The new meta-analysis included results from 57 randomized controlled trials with a total of 246,371 adult participants who received vitamin E supplements of up to 5,500 IU /day for a median period of 2.6 years to prevent or treat disease (1). The analysis showed that vitamin E supplementation is not associated with an increase in the risk of all-cause mortality. A reduction in mortality risk has not been proven either.

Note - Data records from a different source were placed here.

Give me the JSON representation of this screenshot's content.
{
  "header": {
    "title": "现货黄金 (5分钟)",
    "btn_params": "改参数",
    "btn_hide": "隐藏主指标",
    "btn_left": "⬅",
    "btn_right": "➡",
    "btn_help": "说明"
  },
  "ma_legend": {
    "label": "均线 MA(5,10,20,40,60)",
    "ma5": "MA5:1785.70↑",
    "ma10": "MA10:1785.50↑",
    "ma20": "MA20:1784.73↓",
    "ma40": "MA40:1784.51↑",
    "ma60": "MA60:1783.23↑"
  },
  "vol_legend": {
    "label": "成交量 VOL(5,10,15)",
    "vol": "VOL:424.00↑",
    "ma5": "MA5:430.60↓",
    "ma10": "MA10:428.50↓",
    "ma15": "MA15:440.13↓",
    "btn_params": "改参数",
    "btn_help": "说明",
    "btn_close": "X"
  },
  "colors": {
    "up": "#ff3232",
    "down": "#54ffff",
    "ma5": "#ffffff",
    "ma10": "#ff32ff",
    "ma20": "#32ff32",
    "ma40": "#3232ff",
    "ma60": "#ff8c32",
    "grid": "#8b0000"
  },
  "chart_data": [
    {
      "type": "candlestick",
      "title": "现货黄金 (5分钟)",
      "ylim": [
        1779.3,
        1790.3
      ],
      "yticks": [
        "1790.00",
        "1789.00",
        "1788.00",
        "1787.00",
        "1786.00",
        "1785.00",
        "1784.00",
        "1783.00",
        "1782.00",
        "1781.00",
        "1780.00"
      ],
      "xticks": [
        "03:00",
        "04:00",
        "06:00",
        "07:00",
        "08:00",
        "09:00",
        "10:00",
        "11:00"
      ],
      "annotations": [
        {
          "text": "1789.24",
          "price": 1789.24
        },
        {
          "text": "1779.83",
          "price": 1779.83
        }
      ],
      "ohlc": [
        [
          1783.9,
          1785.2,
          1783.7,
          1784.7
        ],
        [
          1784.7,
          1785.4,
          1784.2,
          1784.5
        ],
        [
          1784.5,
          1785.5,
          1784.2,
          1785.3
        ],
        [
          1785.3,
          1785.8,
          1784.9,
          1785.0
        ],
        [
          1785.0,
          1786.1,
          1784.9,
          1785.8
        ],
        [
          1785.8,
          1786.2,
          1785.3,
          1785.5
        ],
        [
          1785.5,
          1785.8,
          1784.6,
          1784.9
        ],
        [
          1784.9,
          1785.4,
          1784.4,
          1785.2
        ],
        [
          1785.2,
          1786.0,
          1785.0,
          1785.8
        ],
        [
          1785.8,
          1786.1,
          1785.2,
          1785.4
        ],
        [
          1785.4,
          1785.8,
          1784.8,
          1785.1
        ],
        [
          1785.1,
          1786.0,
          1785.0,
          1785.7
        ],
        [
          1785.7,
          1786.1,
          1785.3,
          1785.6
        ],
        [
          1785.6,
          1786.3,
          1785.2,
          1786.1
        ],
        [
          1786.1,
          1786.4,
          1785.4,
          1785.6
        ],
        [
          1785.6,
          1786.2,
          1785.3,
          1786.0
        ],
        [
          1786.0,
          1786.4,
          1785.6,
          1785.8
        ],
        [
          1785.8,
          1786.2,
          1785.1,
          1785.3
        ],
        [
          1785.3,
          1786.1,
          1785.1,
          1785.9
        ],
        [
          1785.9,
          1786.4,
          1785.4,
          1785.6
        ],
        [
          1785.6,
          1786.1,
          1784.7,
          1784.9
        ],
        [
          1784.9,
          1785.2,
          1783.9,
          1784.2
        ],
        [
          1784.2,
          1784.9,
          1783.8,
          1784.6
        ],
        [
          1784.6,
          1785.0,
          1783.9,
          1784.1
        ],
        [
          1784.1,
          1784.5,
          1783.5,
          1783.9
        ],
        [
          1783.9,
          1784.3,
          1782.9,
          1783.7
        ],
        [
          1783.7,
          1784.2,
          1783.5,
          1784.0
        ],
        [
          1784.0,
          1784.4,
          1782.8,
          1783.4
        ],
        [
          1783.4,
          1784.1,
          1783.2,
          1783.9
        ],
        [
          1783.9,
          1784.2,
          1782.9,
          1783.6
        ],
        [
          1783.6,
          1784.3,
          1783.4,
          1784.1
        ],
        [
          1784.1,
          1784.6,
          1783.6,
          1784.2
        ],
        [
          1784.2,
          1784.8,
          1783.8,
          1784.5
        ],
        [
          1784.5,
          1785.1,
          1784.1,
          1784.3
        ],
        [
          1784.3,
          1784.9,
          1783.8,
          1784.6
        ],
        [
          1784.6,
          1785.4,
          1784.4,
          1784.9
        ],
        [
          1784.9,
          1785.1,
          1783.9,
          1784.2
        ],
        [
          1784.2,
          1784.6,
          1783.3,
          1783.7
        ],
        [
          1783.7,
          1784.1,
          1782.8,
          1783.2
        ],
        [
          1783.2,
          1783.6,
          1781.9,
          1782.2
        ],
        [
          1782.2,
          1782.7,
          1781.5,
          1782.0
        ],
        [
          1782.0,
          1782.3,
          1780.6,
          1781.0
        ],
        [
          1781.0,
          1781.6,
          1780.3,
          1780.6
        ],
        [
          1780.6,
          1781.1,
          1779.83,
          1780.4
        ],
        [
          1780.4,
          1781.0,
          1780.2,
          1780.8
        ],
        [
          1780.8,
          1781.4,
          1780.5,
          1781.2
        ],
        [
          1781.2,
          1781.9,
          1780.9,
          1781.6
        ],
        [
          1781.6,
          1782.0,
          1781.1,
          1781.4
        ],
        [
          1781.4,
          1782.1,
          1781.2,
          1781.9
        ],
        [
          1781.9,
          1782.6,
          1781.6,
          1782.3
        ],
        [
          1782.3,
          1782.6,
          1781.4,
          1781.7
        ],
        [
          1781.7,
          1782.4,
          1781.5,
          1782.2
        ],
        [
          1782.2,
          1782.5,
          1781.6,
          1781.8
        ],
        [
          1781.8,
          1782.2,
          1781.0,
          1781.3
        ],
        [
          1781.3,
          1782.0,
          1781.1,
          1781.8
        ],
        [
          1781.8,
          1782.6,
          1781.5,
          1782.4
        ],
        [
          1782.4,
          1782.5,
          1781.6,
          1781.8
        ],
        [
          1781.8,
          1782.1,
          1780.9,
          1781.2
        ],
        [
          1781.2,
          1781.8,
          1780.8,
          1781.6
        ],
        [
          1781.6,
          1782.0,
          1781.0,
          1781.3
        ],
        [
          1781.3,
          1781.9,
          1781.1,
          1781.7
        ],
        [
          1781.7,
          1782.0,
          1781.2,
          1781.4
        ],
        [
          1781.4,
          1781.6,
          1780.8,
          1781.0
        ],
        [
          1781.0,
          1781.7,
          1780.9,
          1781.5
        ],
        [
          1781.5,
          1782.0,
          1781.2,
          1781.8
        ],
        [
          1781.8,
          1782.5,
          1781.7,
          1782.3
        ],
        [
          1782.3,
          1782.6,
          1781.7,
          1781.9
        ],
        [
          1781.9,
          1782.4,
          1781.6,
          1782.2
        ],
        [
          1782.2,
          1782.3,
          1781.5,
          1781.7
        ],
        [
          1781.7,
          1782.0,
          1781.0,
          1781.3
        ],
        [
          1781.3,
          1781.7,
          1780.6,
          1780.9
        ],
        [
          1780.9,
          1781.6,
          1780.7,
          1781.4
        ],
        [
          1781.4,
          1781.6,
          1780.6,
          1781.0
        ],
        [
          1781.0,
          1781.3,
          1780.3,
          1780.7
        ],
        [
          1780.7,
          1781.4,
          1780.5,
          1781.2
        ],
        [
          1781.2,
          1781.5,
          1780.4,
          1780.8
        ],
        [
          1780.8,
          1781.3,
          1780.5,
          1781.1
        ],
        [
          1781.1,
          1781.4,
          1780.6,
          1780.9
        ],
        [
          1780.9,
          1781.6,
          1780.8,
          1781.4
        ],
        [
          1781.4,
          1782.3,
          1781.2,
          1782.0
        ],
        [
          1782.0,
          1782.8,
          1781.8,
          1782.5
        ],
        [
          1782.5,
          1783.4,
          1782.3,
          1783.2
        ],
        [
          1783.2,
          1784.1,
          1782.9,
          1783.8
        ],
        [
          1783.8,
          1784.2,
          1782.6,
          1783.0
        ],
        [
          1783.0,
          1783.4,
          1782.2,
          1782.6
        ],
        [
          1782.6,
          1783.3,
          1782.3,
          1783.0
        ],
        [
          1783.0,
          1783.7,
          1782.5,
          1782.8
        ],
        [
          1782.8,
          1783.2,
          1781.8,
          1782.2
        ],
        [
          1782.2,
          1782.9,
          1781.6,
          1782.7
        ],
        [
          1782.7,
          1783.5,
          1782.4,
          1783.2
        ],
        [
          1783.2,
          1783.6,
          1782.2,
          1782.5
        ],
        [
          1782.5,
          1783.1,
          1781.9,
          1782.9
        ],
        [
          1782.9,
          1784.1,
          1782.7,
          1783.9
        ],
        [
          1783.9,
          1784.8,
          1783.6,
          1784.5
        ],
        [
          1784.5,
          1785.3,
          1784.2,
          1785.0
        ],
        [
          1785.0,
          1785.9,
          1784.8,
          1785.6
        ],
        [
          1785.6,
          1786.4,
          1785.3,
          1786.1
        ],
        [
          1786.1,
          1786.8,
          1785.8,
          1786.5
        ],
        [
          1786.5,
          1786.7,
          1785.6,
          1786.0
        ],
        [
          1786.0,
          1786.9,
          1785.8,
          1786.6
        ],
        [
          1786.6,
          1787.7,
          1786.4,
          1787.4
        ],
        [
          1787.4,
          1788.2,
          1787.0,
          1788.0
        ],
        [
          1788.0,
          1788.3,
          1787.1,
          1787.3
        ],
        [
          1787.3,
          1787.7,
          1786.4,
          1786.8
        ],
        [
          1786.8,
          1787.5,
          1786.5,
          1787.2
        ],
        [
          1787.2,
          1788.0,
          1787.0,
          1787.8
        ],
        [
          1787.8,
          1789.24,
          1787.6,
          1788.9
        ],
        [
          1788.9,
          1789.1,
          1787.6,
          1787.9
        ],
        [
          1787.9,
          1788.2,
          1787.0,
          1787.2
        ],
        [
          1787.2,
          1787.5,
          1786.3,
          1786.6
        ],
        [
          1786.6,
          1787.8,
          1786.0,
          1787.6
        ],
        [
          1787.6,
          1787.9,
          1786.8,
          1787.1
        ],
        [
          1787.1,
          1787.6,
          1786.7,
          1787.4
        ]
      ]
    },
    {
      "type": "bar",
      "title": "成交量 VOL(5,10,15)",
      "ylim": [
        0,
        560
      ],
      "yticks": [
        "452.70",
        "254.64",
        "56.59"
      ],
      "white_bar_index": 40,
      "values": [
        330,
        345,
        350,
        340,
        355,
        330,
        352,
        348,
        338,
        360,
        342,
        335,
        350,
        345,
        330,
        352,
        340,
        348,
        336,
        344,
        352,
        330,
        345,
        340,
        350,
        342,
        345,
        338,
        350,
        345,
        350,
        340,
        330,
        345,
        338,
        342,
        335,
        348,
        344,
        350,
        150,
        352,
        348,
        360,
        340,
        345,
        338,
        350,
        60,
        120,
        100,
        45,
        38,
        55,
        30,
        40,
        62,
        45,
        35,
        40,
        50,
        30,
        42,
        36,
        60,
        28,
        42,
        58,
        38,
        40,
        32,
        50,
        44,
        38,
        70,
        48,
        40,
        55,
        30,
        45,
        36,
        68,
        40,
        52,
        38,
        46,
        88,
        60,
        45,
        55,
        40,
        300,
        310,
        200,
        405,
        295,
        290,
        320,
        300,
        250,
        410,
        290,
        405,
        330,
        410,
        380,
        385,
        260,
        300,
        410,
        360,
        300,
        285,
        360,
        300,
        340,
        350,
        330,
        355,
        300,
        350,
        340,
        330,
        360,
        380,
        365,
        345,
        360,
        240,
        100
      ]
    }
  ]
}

The researchers commented that many chronic diseases associated with aging, such as cancer, cardiovascular disease, cataracts and dementia, have been linked to cellular damage from oxidative stress. In theory, antioxidants like vitamin E should be able to prevent conditions associated with oxidative stress. Not surprisingly, evidence for efficient prevention or treatment of complex, multifactorial, life style-dependent chronic diseases from individual trials with vitamin E supplements alone or in combination with other antioxidants have tended to be inconclusive or contradictory.
Although vitamin E supplementation has been considered generally safe (2), a 2004 meta-analysis suggested that the risk of all-cause mortality may be significantly increased for those subjects taking at least 400 IU /d vitamin E (3). The study was criticized by experts because the trials included were mostly small and involved subjects with chronic diseases. Furthermore, studies reporting fewer than 10 deaths were excluded. A 2009 meta-analysis found the same studies to offer no evidence of increased risk of mortality associated with vitamin E at any dose (4). A 2007 meta-analysis that included additional trials reported that vitamin E supplementation was associated with a 4% increase in risk of all-cause mortality (5). Since the analysis reported on 51 trials but only found a significantly increased risk of mortality when a subset of 26 studies was considered, many researchers discounted it as invalid. In all the studies, cause-specific analysis of mortality was not possible because cause of death (e.g. disease, accident, homicide) is not typically reported in the trials that were reviewed (6).